Did you have a burn barrel when you were growing up? We had a burn barrel out front of our house on Beaver Creek Rd. (Yeh Creekers).
Some might consider taking the garbage out as a chore. I certainly do now. What am I saying the kids do it I don't have to. Love ya Kids.
Well when you are a teenager and your parents are giving you permission to light something on fire, it is NOT a chore. Nothing is going to stand between you and striking the match. Watching anything go up in flames when you are young is as mesmerizing as anything you have ever experienced. It is like a strong euphoric drug to a teenage boy. Maybe that's why Dad's plumbing torch never had any propane left in it. If it burned we burned it. From making smoke bombs with wooden matches and masking tape, to drawing designs with gasoline and then lighting it on fire, to the fireworks wars we used to have on Halloween. If we thought we could get away with it we burned it. Remember what I said denial is a powerful parenting tool.
Well this particular day of garbage duty probably started off as any other. Take the garbage out to the barrel and light it up. Not hard right. Of course you would have to have a certain amount of accelerant, otherwise where is the oohh aaahh effect. They had to be able to see it from space or it just didn't count.

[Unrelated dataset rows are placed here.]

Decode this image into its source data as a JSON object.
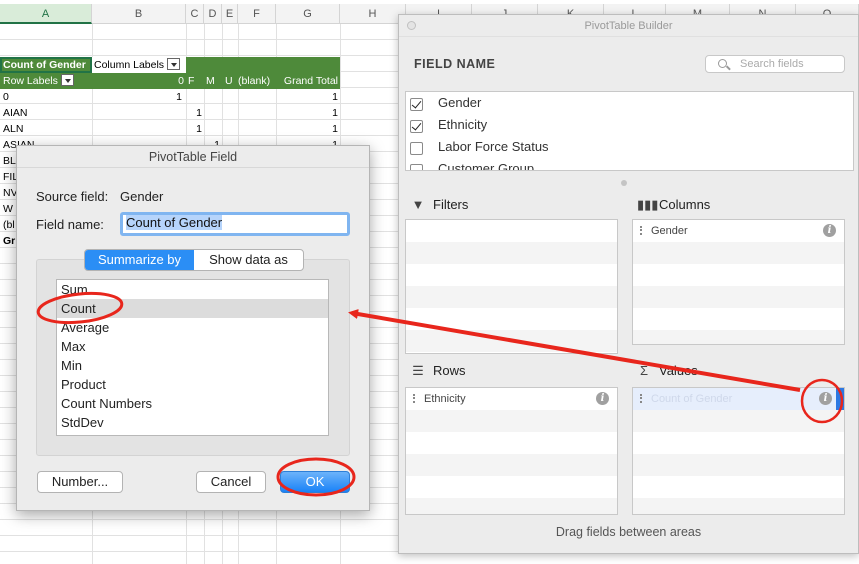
{
  "sheet": {
    "columns": [
      "A",
      "B",
      "C",
      "D",
      "E",
      "F",
      "G",
      "H",
      "I",
      "J",
      "K",
      "L",
      "M",
      "N",
      "O"
    ],
    "pivot": {
      "header1": [
        "Count of Gender",
        "Column Labels"
      ],
      "header2": [
        "Row Labels",
        "0",
        "F",
        "M",
        "U",
        "(blank)",
        "Grand Total"
      ],
      "rows": [
        {
          "label": "0",
          "b": "1",
          "c": "",
          "e": "",
          "g": "1"
        },
        {
          "label": "AIAN",
          "b": "",
          "c": "1",
          "e": "",
          "g": "1"
        },
        {
          "label": "ALN",
          "b": "",
          "c": "1",
          "e": "",
          "g": "1"
        },
        {
          "label": "ASIAN",
          "b": "",
          "c": "",
          "e": "1",
          "g": "1"
        },
        {
          "label": "BL",
          "b": "",
          "c": "",
          "e": "",
          "g": ""
        },
        {
          "label": "FIL",
          "b": "",
          "c": "",
          "e": "",
          "g": ""
        },
        {
          "label": "NV",
          "b": "",
          "c": "",
          "e": "",
          "g": ""
        },
        {
          "label": "W",
          "b": "",
          "c": "",
          "e": "",
          "g": ""
        },
        {
          "label": "(bl",
          "b": "",
          "c": "",
          "e": "",
          "g": ""
        },
        {
          "label": "Gr",
          "b": "",
          "c": "",
          "e": "",
          "g": ""
        }
      ]
    }
  },
  "builder": {
    "title": "PivotTable Builder",
    "field_name_header": "FIELD NAME",
    "search_placeholder": "Search fields",
    "fields": [
      {
        "label": "Gender",
        "checked": true
      },
      {
        "label": "Ethnicity",
        "checked": true
      },
      {
        "label": "Labor Force Status",
        "checked": false
      },
      {
        "label": "Customer Group",
        "checked": false
      }
    ],
    "areas": {
      "filters": {
        "label": "Filters",
        "items": []
      },
      "columns": {
        "label": "Columns",
        "items": [
          "Gender"
        ]
      },
      "rows": {
        "label": "Rows",
        "items": [
          "Ethnicity"
        ]
      },
      "values": {
        "label": "Values",
        "items": [
          "Count of Gender"
        ]
      }
    },
    "drag_hint": "Drag fields between areas"
  },
  "dialog": {
    "title": "PivotTable Field",
    "source_label": "Source field:",
    "source_value": "Gender",
    "name_label": "Field name:",
    "name_value": "Count of Gender",
    "tabs": [
      "Summarize by",
      "Show data as"
    ],
    "functions": [
      "Sum",
      "Count",
      "Average",
      "Max",
      "Min",
      "Product",
      "Count Numbers",
      "StdDev"
    ],
    "selected_function": "Count",
    "buttons": {
      "number": "Number...",
      "cancel": "Cancel",
      "ok": "OK"
    }
  },
  "annotation_color": "#e8261c"
}
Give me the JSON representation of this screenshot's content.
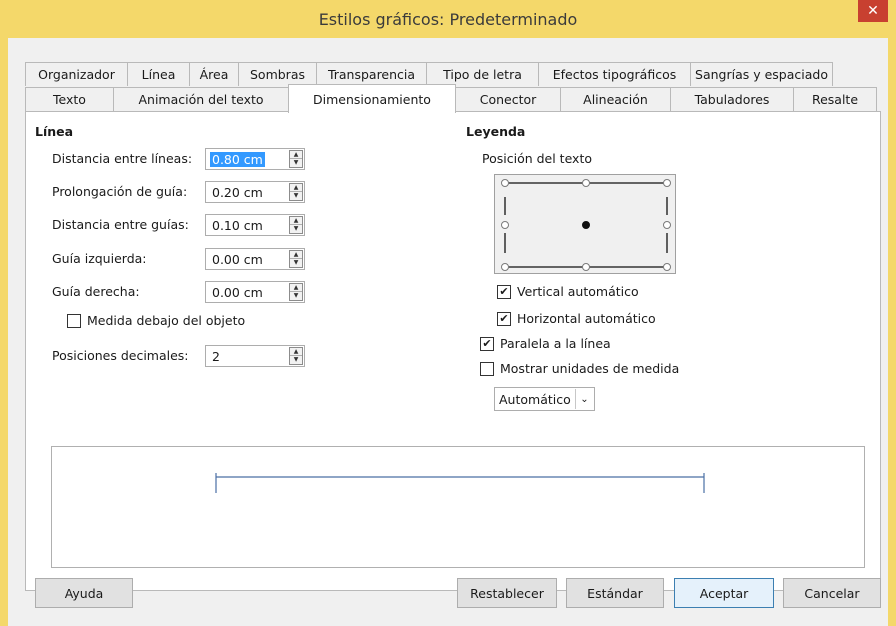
{
  "window": {
    "title": "Estilos gráficos: Predeterminado",
    "close_glyph": "✕"
  },
  "tabs_row1": [
    "Organizador",
    "Línea",
    "Área",
    "Sombras",
    "Transparencia",
    "Tipo de letra",
    "Efectos tipográficos",
    "Sangrías y espaciado"
  ],
  "tabs_row2": [
    "Texto",
    "Animación del texto",
    "Dimensionamiento",
    "Conector",
    "Alineación",
    "Tabuladores",
    "Resalte"
  ],
  "active_tab": "Dimensionamiento",
  "linea": {
    "title": "Línea",
    "fields": [
      {
        "label": "Distancia entre líneas:",
        "value": "0.80 cm"
      },
      {
        "label": "Prolongación de guía:",
        "value": "0.20 cm"
      },
      {
        "label": "Distancia entre guías:",
        "value": "0.10 cm"
      },
      {
        "label": "Guía izquierda:",
        "value": "0.00 cm"
      },
      {
        "label": "Guía derecha:",
        "value": "0.00 cm"
      }
    ],
    "medida_debajo": {
      "label": "Medida debajo del objeto",
      "checked": false
    },
    "posiciones": {
      "label": "Posiciones decimales:",
      "value": "2"
    }
  },
  "leyenda": {
    "title": "Leyenda",
    "posicion_label": "Posición del texto",
    "vertical_auto": {
      "label": "Vertical automático",
      "checked": true
    },
    "horizontal_auto": {
      "label": "Horizontal automático",
      "checked": true
    },
    "paralela": {
      "label": "Paralela a la línea",
      "checked": true
    },
    "mostrar_unidades": {
      "label": "Mostrar unidades de medida",
      "checked": false
    },
    "unidad_select": "Automático"
  },
  "buttons": {
    "help": "Ayuda",
    "reset": "Restablecer",
    "standard": "Estándar",
    "ok": "Aceptar",
    "cancel": "Cancelar"
  },
  "colors": {
    "titlebar": "#f4d86a",
    "close": "#c84030",
    "selection": "#3399ff",
    "dimension_line": "#4a6fa5"
  }
}
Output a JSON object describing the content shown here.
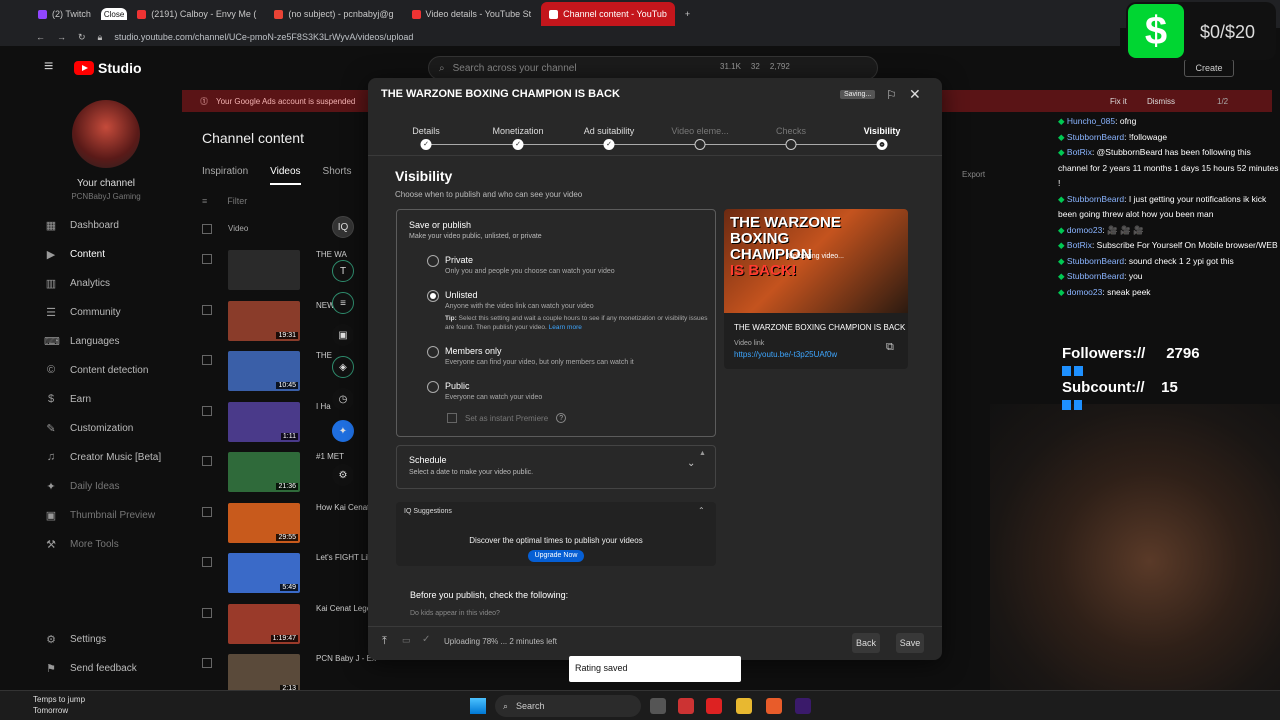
{
  "browser": {
    "tabs": [
      {
        "label": "(2) Twitch",
        "type": "tw"
      },
      {
        "label": "Close",
        "type": "tooltip"
      },
      {
        "label": "(2191) Calboy - Envy Me (",
        "type": "yt"
      },
      {
        "label": "(no subject) - pcnbabyj@g",
        "type": "gm"
      },
      {
        "label": "Video details - YouTube St",
        "type": "yt"
      },
      {
        "label": "Channel content - YouTub",
        "type": "yt",
        "active": true
      }
    ],
    "url": "studio.youtube.com/channel/UCe-pmoN-ze5F8S3K3LrWyvA/videos/upload"
  },
  "header": {
    "logo": "Studio",
    "search_placeholder": "Search across your channel",
    "stats": [
      "31.1K",
      "32",
      "2,792"
    ],
    "create_label": "Create"
  },
  "sidebar": {
    "your_channel": "Your channel",
    "handle": "PCNBabyJ Gaming",
    "items": [
      {
        "label": "Dashboard",
        "icon": "dashboard-icon",
        "glyph": "▦"
      },
      {
        "label": "Content",
        "icon": "content-icon",
        "glyph": "▶",
        "active": true
      },
      {
        "label": "Analytics",
        "icon": "analytics-icon",
        "glyph": "▥"
      },
      {
        "label": "Community",
        "icon": "community-icon",
        "glyph": "☰"
      },
      {
        "label": "Languages",
        "icon": "languages-icon",
        "glyph": "⌨"
      },
      {
        "label": "Content detection",
        "icon": "content-detection-icon",
        "glyph": "©"
      },
      {
        "label": "Earn",
        "icon": "earn-icon",
        "glyph": "$"
      },
      {
        "label": "Customization",
        "icon": "customization-icon",
        "glyph": "✎"
      },
      {
        "label": "Creator Music [Beta]",
        "icon": "music-icon",
        "glyph": "♫"
      },
      {
        "label": "Daily Ideas",
        "icon": "ideas-icon",
        "glyph": "✦",
        "dim": true
      },
      {
        "label": "Thumbnail Preview",
        "icon": "thumbnail-icon",
        "glyph": "▣",
        "dim": true
      },
      {
        "label": "More Tools",
        "icon": "tools-icon",
        "glyph": "⚒",
        "dim": true
      }
    ],
    "settings": "Settings",
    "feedback": "Send feedback"
  },
  "content_page": {
    "banner": "Your Google Ads account is suspended",
    "banner_fix": "Fix it",
    "banner_dismiss": "Dismiss",
    "banner_page": "1/2",
    "title": "Channel content",
    "tabs": [
      "Inspiration",
      "Videos",
      "Shorts"
    ],
    "filter": "Filter",
    "column_video": "Video",
    "export": "Export",
    "rows": [
      {
        "title": "THE WA",
        "duration": "",
        "color": "#2a2a2a"
      },
      {
        "title": "NEW",
        "duration": "19:31",
        "color": "#8a3c2a"
      },
      {
        "title": "THE",
        "duration": "10:45",
        "color": "#3a5fa8"
      },
      {
        "title": "I Ha",
        "duration": "1:11",
        "color": "#4a3a8a"
      },
      {
        "title": "#1 MET",
        "duration": "21:36",
        "color": "#2f6a3a"
      },
      {
        "title": "How Kai Cenat",
        "duration": "29:55",
        "color": "#c85a1c"
      },
      {
        "title": "Let's FIGHT Like",
        "duration": "5:49",
        "color": "#3a6ac8"
      },
      {
        "title": "Kai Cenat Legen",
        "duration": "1:19:47",
        "color": "#9a3a2a"
      },
      {
        "title": "PCN Baby J - Ex's",
        "duration": "2:13",
        "color": "#5a4a3a"
      }
    ]
  },
  "modal": {
    "title": "THE WARZONE BOXING CHAMPION IS BACK",
    "saving": "Saving...",
    "steps": [
      {
        "label": "Details",
        "state": "done"
      },
      {
        "label": "Monetization",
        "state": "done"
      },
      {
        "label": "Ad suitability",
        "state": "done"
      },
      {
        "label": "Video eleme...",
        "state": "future"
      },
      {
        "label": "Checks",
        "state": "future"
      },
      {
        "label": "Visibility",
        "state": "current"
      }
    ],
    "visibility_heading": "Visibility",
    "visibility_sub": "Choose when to publish and who can see your video",
    "save_publish_title": "Save or publish",
    "save_publish_sub": "Make your video public, unlisted, or private",
    "options": [
      {
        "label": "Private",
        "desc": "Only you and people you choose can watch your video",
        "selected": false
      },
      {
        "label": "Unlisted",
        "desc": "Anyone with the video link can watch your video",
        "selected": true,
        "tip_label": "Tip:",
        "tip": "Select this setting and wait a couple hours to see if any monetization or visibility issues are found. Then publish your video.",
        "learn_more": "Learn more"
      },
      {
        "label": "Members only",
        "desc": "Everyone can find your video, but only members can watch it",
        "selected": false
      },
      {
        "label": "Public",
        "desc": "Everyone can watch your video",
        "selected": false
      }
    ],
    "premiere": "Set as instant Premiere",
    "schedule_title": "Schedule",
    "schedule_sub": "Select a date to make your video public.",
    "suggestions_title": "Suggestions",
    "suggestions_text": "Discover the optimal times to publish your videos",
    "upgrade": "Upgrade Now",
    "precheck_title": "Before you publish, check the following:",
    "precheck_sub": "Do kids appear in this video?",
    "preview": {
      "thumb_line1": "THE WARZONE BOXING",
      "thumb_line2": "CHAMPION",
      "thumb_line3": "IS BACK!",
      "uploading": "Uploading video...",
      "title": "THE WARZONE BOXING CHAMPION IS BACK",
      "link_label": "Video link",
      "link": "https://youtu.be/-t3p25UAf0w"
    },
    "upload_status": "Uploading 78% ... 2 minutes left",
    "back": "Back",
    "save": "Save"
  },
  "toast": "Rating saved",
  "overlay": {
    "donation": "$0/$20",
    "chat": [
      {
        "user": "Huncho_085",
        "msg": ": ofng"
      },
      {
        "user": "StubbornBeard",
        "msg": ": !followage"
      },
      {
        "user": "BotRix",
        "msg": ": @StubbornBeard has been following this channel for 2 years 11 months 1 days 15 hours 52 minutes !"
      },
      {
        "user": "StubbornBeard",
        "msg": ": I just getting your notifications ik kick been going threw alot how you been man"
      },
      {
        "user": "domoo23",
        "msg": ": 🎥 🎥 🎥"
      },
      {
        "user": "BotRix",
        "msg": ": Subscribe For Yourself On Mobile browser/WEB"
      },
      {
        "user": "StubbornBeard",
        "msg": ": sound check 1 2 ypi got this"
      },
      {
        "user": "StubbornBeard",
        "msg": ": you"
      },
      {
        "user": "domoo23",
        "msg": ": sneak peek"
      }
    ],
    "followers_label": "Followers://",
    "followers_value": "2796",
    "subcount_label": "Subcount://",
    "subcount_value": "15"
  },
  "taskbar": {
    "weather_line1": "Temps to jump",
    "weather_line2": "Tomorrow",
    "search": "Search"
  }
}
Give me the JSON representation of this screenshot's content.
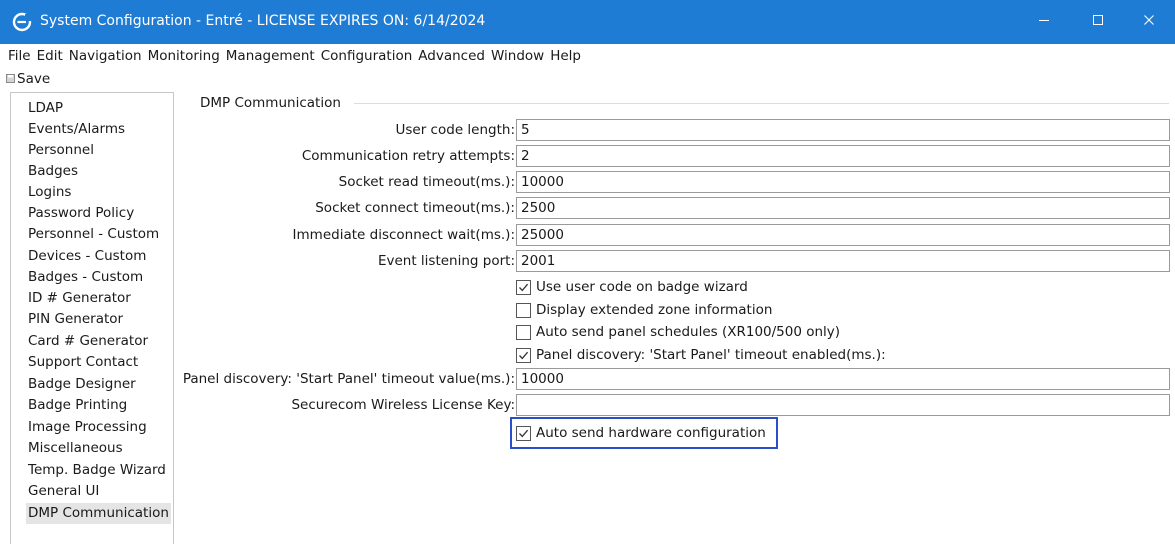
{
  "window": {
    "title": "System Configuration - Entré - LICENSE EXPIRES ON: 6/14/2024",
    "titlebar_color": "#1f7cd4",
    "app_icon": "entre-logo-icon"
  },
  "menu": [
    "File",
    "Edit",
    "Navigation",
    "Monitoring",
    "Management",
    "Configuration",
    "Advanced",
    "Window",
    "Help"
  ],
  "toolbar": {
    "save_label": "Save",
    "save_icon": "save-icon"
  },
  "nav": {
    "items": [
      "LDAP",
      "Events/Alarms",
      "Personnel",
      "Badges",
      "Logins",
      "Password Policy",
      "Personnel - Custom",
      "Devices - Custom",
      "Badges - Custom",
      "ID # Generator",
      "PIN Generator",
      "Card # Generator",
      "Support Contact",
      "Badge Designer",
      "Badge Printing",
      "Image Processing",
      "Miscellaneous",
      "Temp. Badge Wizard",
      "General UI",
      "DMP Communication"
    ],
    "selected": "DMP Communication"
  },
  "panel": {
    "section_title": "DMP Communication",
    "fields": [
      {
        "label": "User code length:",
        "value": "5"
      },
      {
        "label": "Communication retry attempts:",
        "value": "2"
      },
      {
        "label": "Socket read timeout(ms.):",
        "value": "10000"
      },
      {
        "label": "Socket connect timeout(ms.):",
        "value": "2500"
      },
      {
        "label": "Immediate disconnect wait(ms.):",
        "value": "25000"
      },
      {
        "label": "Event listening port:",
        "value": "2001"
      }
    ],
    "checkboxes": [
      {
        "label": "Use user code on badge wizard",
        "checked": true
      },
      {
        "label": "Display extended zone information",
        "checked": false
      },
      {
        "label": "Auto send panel schedules (XR100/500 only)",
        "checked": false
      },
      {
        "label": "Panel discovery: 'Start Panel' timeout enabled(ms.):",
        "checked": true
      }
    ],
    "fields2": [
      {
        "label": "Panel discovery: 'Start Panel' timeout value(ms.):",
        "value": "10000"
      },
      {
        "label": "Securecom Wireless License Key:",
        "value": ""
      }
    ],
    "final_checkbox": {
      "label": "Auto send hardware configuration",
      "checked": true
    },
    "highlight_color": "#2a4fc9"
  }
}
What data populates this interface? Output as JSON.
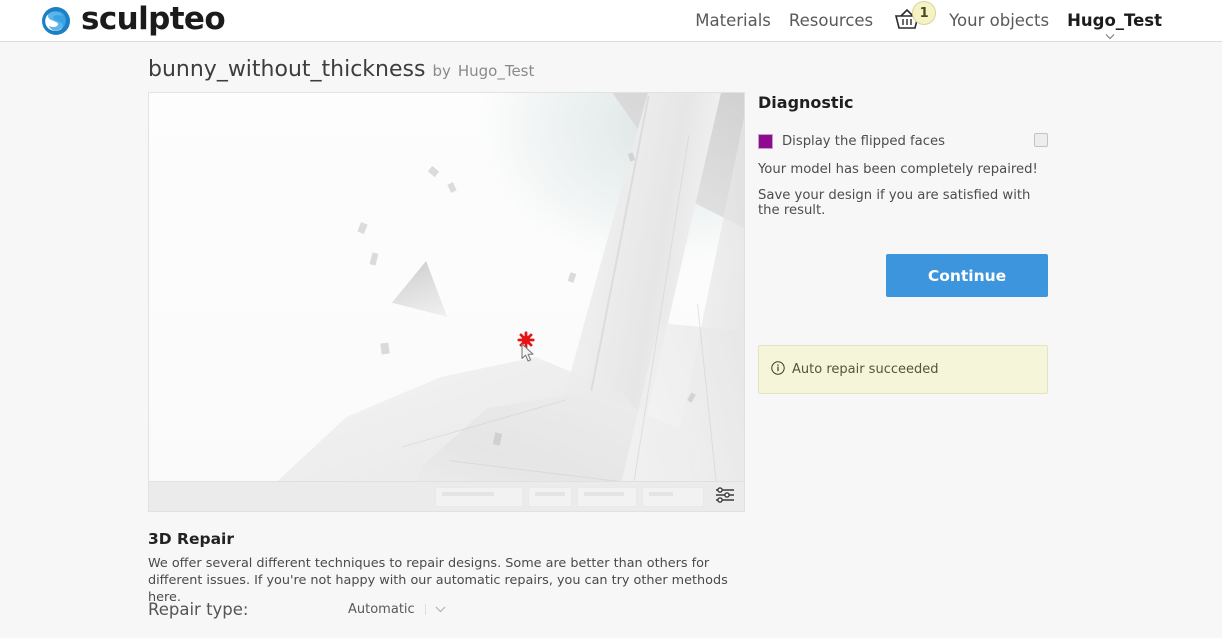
{
  "header": {
    "brand": "sculpteo",
    "brand_icon": "sculpteo-s-logo-icon",
    "nav": [
      {
        "label": "Materials",
        "name": "nav-materials"
      },
      {
        "label": "Resources",
        "name": "nav-resources"
      }
    ],
    "basket": {
      "icon": "basket-icon",
      "count": "1"
    },
    "your_objects": "Your objects",
    "user": "Hugo_Test",
    "user_caret_icon": "chevron-down-icon"
  },
  "title": {
    "model_name": "bunny_without_thickness",
    "by": "by",
    "owner": "Hugo_Test"
  },
  "viewer": {
    "toolbar_settings_icon": "sliders-icon",
    "cursor_icon": "cursor-arrow-icon",
    "click_marker_icon": "click-star-icon"
  },
  "diagnostic": {
    "heading": "Diagnostic",
    "flipped_faces_label": "Display the flipped faces",
    "flipped_faces_swatch_color": "#8e0a8e",
    "flipped_faces_checked": false,
    "status_line_1": "Your model has been completely repaired!",
    "status_line_2": "Save your design if you are satisfied with the result.",
    "continue_label": "Continue",
    "continue_color": "#3d95dd",
    "alert": {
      "icon": "info-circle-icon",
      "text": "Auto repair succeeded",
      "background": "#f5f5da"
    }
  },
  "repair": {
    "heading": "3D Repair",
    "description": "We offer several different techniques to repair designs. Some are better than others for different issues. If you're not happy with our automatic repairs, you can try other methods here.",
    "type_label": "Repair type:",
    "type_value": "Automatic",
    "type_caret_icon": "chevron-down-icon"
  }
}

This is the way i remember it. Clint and I were out getting things ready for the big burn. Nolan was being his regular annoying self. "Let me light it, Let me, Let me." you get the point. We sent him in to get matches. I can't speak for Clint, but I don't remember my intent at this point. The gas was added while Nolan was inside. He came out all gleeful and such. I picture him skipping, delighted at the prospect of lighting the match, but I don't think he ever skipped. The bag was high on the burn barrel, open. He leaned in real close, head in the bag close to block the wind I am sure. He struck that match and put it to the fuel soaked garbage. The rest was literally a blur. It erupted in full force. That poor boy flew back a good fifteen feet rolling over backwards.
It's funny how you remember things. I don't remember getting into trouble. I don't remember being overly concerned or helpful to the little turd at that point. I can't even say i remember Clint's reaction. I just keep seeing him flying through the air and rolling over.
Nolan lost both eyebrows, eyelashes and his hair was singed back to his ears. He was blistered on his nose, cheeks and forehead. We laugh about this now as we sit and tell these stories, but the seriousness of what could have happened is not lost on us as we have aged. All I can say now is that our Guardian Angles worked a lot of overtime.